Favorecido por meu status masculino, desde cedo tive
confiança de que ficaria rico. Mas de forma alguma eu, ou qualquer outra
pessoa, sonhamos com as fortunas que se tornaram possíveis nos Estados Unidos
nas últimas décadas. Foi algo impressionante – além da imaginação de Ford,
Carnegie, Morgan ou mesmo Rockefeller. Bilhões se tornaram os novos milhões.

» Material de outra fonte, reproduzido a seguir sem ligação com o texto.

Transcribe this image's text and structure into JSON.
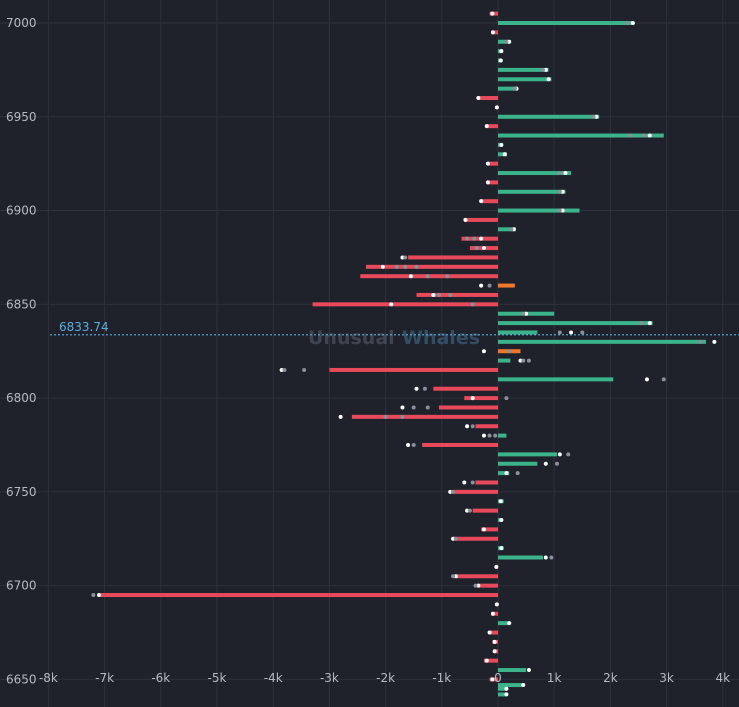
{
  "chart_data": {
    "type": "bar",
    "orientation": "horizontal",
    "watermark": [
      "Unusual",
      "Whales"
    ],
    "spot": {
      "price": 6833.74,
      "label": "6833.74"
    },
    "x_ticks": [
      -8000,
      -7000,
      -6000,
      -5000,
      -4000,
      -3000,
      -2000,
      -1000,
      0,
      1000,
      2000,
      3000,
      4000
    ],
    "x_tick_labels": [
      "-8k",
      "-7k",
      "-6k",
      "-5k",
      "-4k",
      "-3k",
      "-2k",
      "-1k",
      "0",
      "1k",
      "2k",
      "3k",
      "4k"
    ],
    "y_ticks": [
      6650,
      6700,
      6750,
      6800,
      6850,
      6900,
      6950,
      7000
    ],
    "xlim": [
      -8300,
      4300
    ],
    "ylim": [
      6650,
      7010
    ],
    "colors": {
      "positive": "#3bb38b",
      "negative": "#e8495b",
      "highlight": "#f0782a",
      "marker": "#ffffff",
      "marker_faded": "#8a8f98"
    },
    "bars": [
      {
        "strike": 7005,
        "value": -150,
        "markers": [
          -100
        ]
      },
      {
        "strike": 7000,
        "value": 2400,
        "markers": [
          2400,
          2300
        ]
      },
      {
        "strike": 6995,
        "value": -120,
        "markers": [
          -90
        ]
      },
      {
        "strike": 6990,
        "value": 200,
        "markers": [
          200,
          150
        ]
      },
      {
        "strike": 6985,
        "value": 80,
        "markers": [
          60
        ]
      },
      {
        "strike": 6980,
        "value": 70,
        "markers": [
          50
        ]
      },
      {
        "strike": 6975,
        "value": 900,
        "markers": [
          850,
          800
        ]
      },
      {
        "strike": 6970,
        "value": 950,
        "markers": [
          900
        ]
      },
      {
        "strike": 6965,
        "value": 350,
        "markers": [
          330,
          300
        ]
      },
      {
        "strike": 6960,
        "value": -350,
        "markers": [
          -350
        ]
      },
      {
        "strike": 6955,
        "value": -30,
        "markers": [
          -20
        ]
      },
      {
        "strike": 6950,
        "value": 1800,
        "markers": [
          1750,
          1700
        ]
      },
      {
        "strike": 6945,
        "value": -200,
        "markers": [
          -200
        ]
      },
      {
        "strike": 6940,
        "value": 2950,
        "markers": [
          2700,
          2600,
          2350
        ]
      },
      {
        "strike": 6935,
        "value": 80,
        "markers": [
          60
        ]
      },
      {
        "strike": 6930,
        "value": 160,
        "markers": [
          120
        ]
      },
      {
        "strike": 6925,
        "value": -180,
        "markers": [
          -180
        ]
      },
      {
        "strike": 6920,
        "value": 1300,
        "markers": [
          1200,
          1100
        ]
      },
      {
        "strike": 6915,
        "value": -200,
        "markers": [
          -180
        ]
      },
      {
        "strike": 6910,
        "value": 1200,
        "markers": [
          1150,
          1100
        ]
      },
      {
        "strike": 6905,
        "value": -300,
        "markers": [
          -300
        ]
      },
      {
        "strike": 6900,
        "value": 1450,
        "markers": [
          1150,
          1100
        ]
      },
      {
        "strike": 6895,
        "value": -600,
        "markers": [
          -580
        ]
      },
      {
        "strike": 6890,
        "value": 320,
        "markers": [
          280,
          240
        ]
      },
      {
        "strike": 6885,
        "value": -650,
        "markers": [
          -300,
          -420,
          -550
        ]
      },
      {
        "strike": 6880,
        "value": -500,
        "markers": [
          -250,
          -380
        ]
      },
      {
        "strike": 6875,
        "value": -1600,
        "markers": [
          -1700,
          -1650
        ]
      },
      {
        "strike": 6870,
        "value": -2350,
        "markers": [
          -2050,
          -1800,
          -1650,
          -1450
        ]
      },
      {
        "strike": 6865,
        "value": -2450,
        "markers": [
          -1550,
          -1250,
          -900
        ]
      },
      {
        "strike": 6860,
        "value": 300,
        "markers": [
          -300,
          -150
        ],
        "highlight": true
      },
      {
        "strike": 6855,
        "value": -1450,
        "markers": [
          -1150,
          -1050,
          -850
        ]
      },
      {
        "strike": 6850,
        "value": -3300,
        "markers": [
          -1900,
          -450
        ]
      },
      {
        "strike": 6845,
        "value": 1000,
        "markers": [
          500,
          450
        ]
      },
      {
        "strike": 6840,
        "value": 2750,
        "markers": [
          2700,
          2550
        ]
      },
      {
        "strike": 6835,
        "value": 700,
        "markers": [
          1300,
          1100,
          1500
        ]
      },
      {
        "strike": 6830,
        "value": 3700,
        "markers": [
          3850,
          3600
        ]
      },
      {
        "strike": 6825,
        "value": 400,
        "markers": [
          -250,
          200
        ],
        "highlight": true
      },
      {
        "strike": 6820,
        "value": 220,
        "markers": [
          400,
          550,
          450
        ]
      },
      {
        "strike": 6815,
        "value": -3000,
        "markers": [
          -3850,
          -3800,
          -3450
        ]
      },
      {
        "strike": 6810,
        "value": 2050,
        "markers": [
          2650,
          2950
        ]
      },
      {
        "strike": 6805,
        "value": -1150,
        "markers": [
          -1450,
          -1300
        ]
      },
      {
        "strike": 6800,
        "value": -600,
        "markers": [
          -450,
          150
        ]
      },
      {
        "strike": 6795,
        "value": -1050,
        "markers": [
          -1700,
          -1500,
          -1250
        ]
      },
      {
        "strike": 6790,
        "value": -2600,
        "markers": [
          -2800,
          -2000,
          -1700
        ]
      },
      {
        "strike": 6785,
        "value": -400,
        "markers": [
          -550,
          -450
        ]
      },
      {
        "strike": 6780,
        "value": 150,
        "markers": [
          -250,
          -150,
          -50
        ]
      },
      {
        "strike": 6775,
        "value": -1350,
        "markers": [
          -1600,
          -1500
        ]
      },
      {
        "strike": 6770,
        "value": 1050,
        "markers": [
          1100,
          1250
        ]
      },
      {
        "strike": 6765,
        "value": 700,
        "markers": [
          850,
          1050
        ]
      },
      {
        "strike": 6760,
        "value": 200,
        "markers": [
          150,
          350
        ]
      },
      {
        "strike": 6755,
        "value": -400,
        "markers": [
          -600,
          -450
        ]
      },
      {
        "strike": 6750,
        "value": -800,
        "markers": [
          -850,
          -800
        ]
      },
      {
        "strike": 6745,
        "value": 100,
        "markers": [
          50
        ]
      },
      {
        "strike": 6740,
        "value": -450,
        "markers": [
          -550,
          -500
        ]
      },
      {
        "strike": 6735,
        "value": 80,
        "markers": [
          60
        ]
      },
      {
        "strike": 6730,
        "value": -300,
        "markers": [
          -250
        ]
      },
      {
        "strike": 6725,
        "value": -800,
        "markers": [
          -800,
          -750
        ]
      },
      {
        "strike": 6720,
        "value": 100,
        "markers": [
          60
        ]
      },
      {
        "strike": 6715,
        "value": 800,
        "markers": [
          850,
          950
        ]
      },
      {
        "strike": 6710,
        "value": -50,
        "markers": [
          -30
        ]
      },
      {
        "strike": 6705,
        "value": -750,
        "markers": [
          -750,
          -800
        ]
      },
      {
        "strike": 6700,
        "value": -350,
        "markers": [
          -350,
          -400
        ]
      },
      {
        "strike": 6695,
        "value": -7100,
        "markers": [
          -7100,
          -7200
        ]
      },
      {
        "strike": 6690,
        "value": -30,
        "markers": [
          -20
        ]
      },
      {
        "strike": 6685,
        "value": -120,
        "markers": [
          -90
        ]
      },
      {
        "strike": 6680,
        "value": 200,
        "markers": [
          200
        ]
      },
      {
        "strike": 6675,
        "value": -150,
        "markers": [
          -150
        ]
      },
      {
        "strike": 6670,
        "value": -100,
        "markers": [
          -60
        ]
      },
      {
        "strike": 6665,
        "value": -80,
        "markers": [
          -60
        ]
      },
      {
        "strike": 6660,
        "value": -250,
        "markers": [
          -200
        ]
      },
      {
        "strike": 6655,
        "value": 500,
        "markers": [
          550
        ]
      },
      {
        "strike": 6650,
        "value": -150,
        "markers": [
          -100
        ]
      },
      {
        "strike": 6647,
        "value": 450,
        "markers": [
          450
        ]
      },
      {
        "strike": 6645,
        "value": 150,
        "markers": [
          150
        ]
      },
      {
        "strike": 6642,
        "value": 150,
        "markers": [
          150
        ]
      }
    ]
  }
}
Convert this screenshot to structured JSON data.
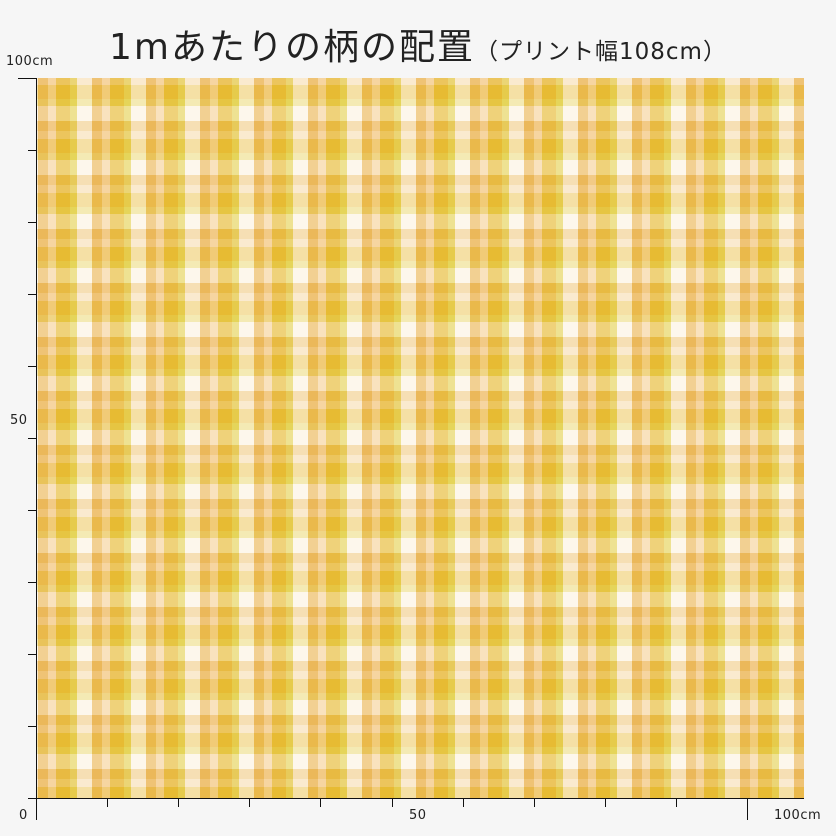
{
  "title": {
    "main": "1mあたりの柄の配置",
    "sub": "（プリント幅108cm）"
  },
  "y_axis": {
    "label_top": "100cm",
    "label_mid": "50",
    "label_origin": "0"
  },
  "x_axis": {
    "label_mid": "50",
    "label_end": "100cm"
  },
  "colors": {
    "background": "#f6f6f6",
    "cream": "#fcefd8",
    "gold": "#e4b51f",
    "orange": "#eab04a",
    "peach": "#f6d29a",
    "lemon": "#e1d24a",
    "white": "#fef7ef"
  }
}
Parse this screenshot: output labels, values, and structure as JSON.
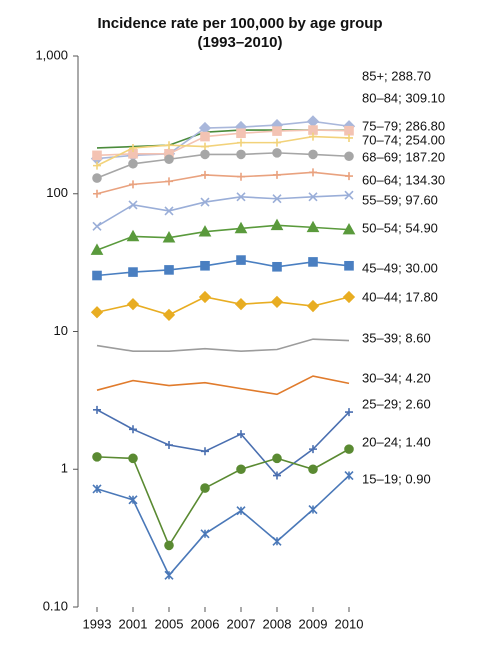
{
  "chart_data": {
    "type": "line",
    "title": "Incidence rate per 100,000 by age group",
    "subtitle": "(1993–2010)",
    "log_scale": true,
    "categories": [
      "1993",
      "2001",
      "2005",
      "2006",
      "2007",
      "2008",
      "2009",
      "2010"
    ],
    "ylim": [
      0.1,
      1000
    ],
    "yticks": [
      {
        "value": 1000,
        "label": "1,000"
      },
      100,
      10,
      1,
      {
        "value": 0.1,
        "label": "0.10"
      }
    ],
    "series": [
      {
        "name": "85+; 288.70",
        "color": "#4a8b3b",
        "marker": "none",
        "values": [
          215,
          220,
          225,
          280,
          290,
          290,
          290,
          288.7
        ]
      },
      {
        "name": "80–84; 309.10",
        "color": "#a9b7db",
        "marker": "diamond",
        "values": [
          180,
          190,
          195,
          300,
          305,
          315,
          335,
          309.1
        ]
      },
      {
        "name": "75–79; 286.80",
        "color": "#f3c3b3",
        "marker": "square",
        "values": [
          190,
          195,
          195,
          260,
          275,
          285,
          290,
          286.8
        ]
      },
      {
        "name": "70–74; 254.00",
        "color": "#f2d27a",
        "marker": "plus",
        "values": [
          160,
          215,
          225,
          220,
          235,
          235,
          260,
          254
        ]
      },
      {
        "name": "68–69; 187.20",
        "color": "#a6a6a6",
        "marker": "circle",
        "values": [
          130,
          165,
          178,
          193,
          193,
          198,
          193,
          187.2
        ]
      },
      {
        "name": "60–64; 134.30",
        "color": "#e9a27f",
        "marker": "plus",
        "values": [
          100,
          117,
          123,
          137,
          133,
          137,
          143,
          134.3
        ]
      },
      {
        "name": "55–59; 97.60",
        "color": "#9aaed8",
        "marker": "x",
        "values": [
          58,
          83,
          75,
          87,
          95,
          92,
          95,
          97.6
        ]
      },
      {
        "name": "50–54; 54.90",
        "color": "#5a9a3c",
        "marker": "triangle",
        "values": [
          39,
          49,
          48,
          53,
          56,
          59,
          57,
          54.9
        ]
      },
      {
        "name": "45–49; 30.00",
        "color": "#4a7fc1",
        "marker": "square",
        "values": [
          25.5,
          27,
          28,
          30,
          33,
          29.5,
          32,
          30
        ]
      },
      {
        "name": "40–44; 17.80",
        "color": "#e8ad22",
        "marker": "diamond",
        "values": [
          13.8,
          15.8,
          13.2,
          17.8,
          15.8,
          16.4,
          15.3,
          17.8
        ]
      },
      {
        "name": "35–39; 8.60",
        "color": "#9c9c9c",
        "marker": "none",
        "values": [
          7.9,
          7.2,
          7.2,
          7.5,
          7.2,
          7.4,
          8.8,
          8.6
        ]
      },
      {
        "name": "30–34; 4.20",
        "color": "#e07b2c",
        "marker": "none",
        "values": [
          3.75,
          4.4,
          4.05,
          4.25,
          3.85,
          3.5,
          4.75,
          4.2
        ]
      },
      {
        "name": "25–29; 2.60",
        "color": "#4a6fb0",
        "marker": "plus",
        "values": [
          2.7,
          1.95,
          1.5,
          1.35,
          1.8,
          0.9,
          1.4,
          2.6
        ]
      },
      {
        "name": "20–24; 1.40",
        "color": "#5a8a32",
        "marker": "circle",
        "values": [
          1.23,
          1.2,
          0.28,
          0.73,
          1.0,
          1.2,
          1.0,
          1.4
        ]
      },
      {
        "name": "15–19; 0.90",
        "color": "#4a78b8",
        "marker": "asterisk",
        "values": [
          0.72,
          0.6,
          0.17,
          0.34,
          0.5,
          0.3,
          0.51,
          0.9
        ]
      }
    ]
  }
}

As perspectivas não eram boas quando cheguei, no início da
Grande Depressão. Mas a verdadeira magia do efeito composto ocorre nos últimos
20 anos de uma vida. Por não ter “escorregado em nenhuma casca de banana”,
ainda estou ativo aos 94 anos com grandes somas de economias – chame-as de
unidades de consumo diferido – que podem ser repassadas a outros que nasceram
em condições muito desfavoráveis.
Também tive sorte por minha filosofia filantrópica ter sido
entusiasticamente abraçada – e ampliada – por ambas as minhas esposas. Nem eu,
Susie Sr., nem Astrid, que a sucedeu, acreditávamos em riqueza dinástica.
Ao invés disso, compartilhávamos a visão de que a igualdade
de oportunidades deveria começar no nascimento, e estilos de vida ostensivos
deveriam ser legais, mas não admirados. Como família, tivemos tudo o que
precisávamos ou desejávamos, mas nunca buscamos prazer no fato de outros
invejarem o que tínhamos.
Também me dá prazer saber que muitos acionistas iniciais da
Berkshire chegaram independentemente a uma visão semelhante. Eles economizaram
– viveram bem – cuidaram de suas famílias – e, pelo efeito composto de suas
economias, repassaram grandes, às vezes enormes, somas para a sociedade. Seus
“cheques de crédito” estão sendo amplamente distribuídos a outros menos
afortunados.
Com essa filosofia, vivi como quis desde os meus 20 e poucos
anos e agora assisti meus filhos crescerem como cidadãos bons e produtivos.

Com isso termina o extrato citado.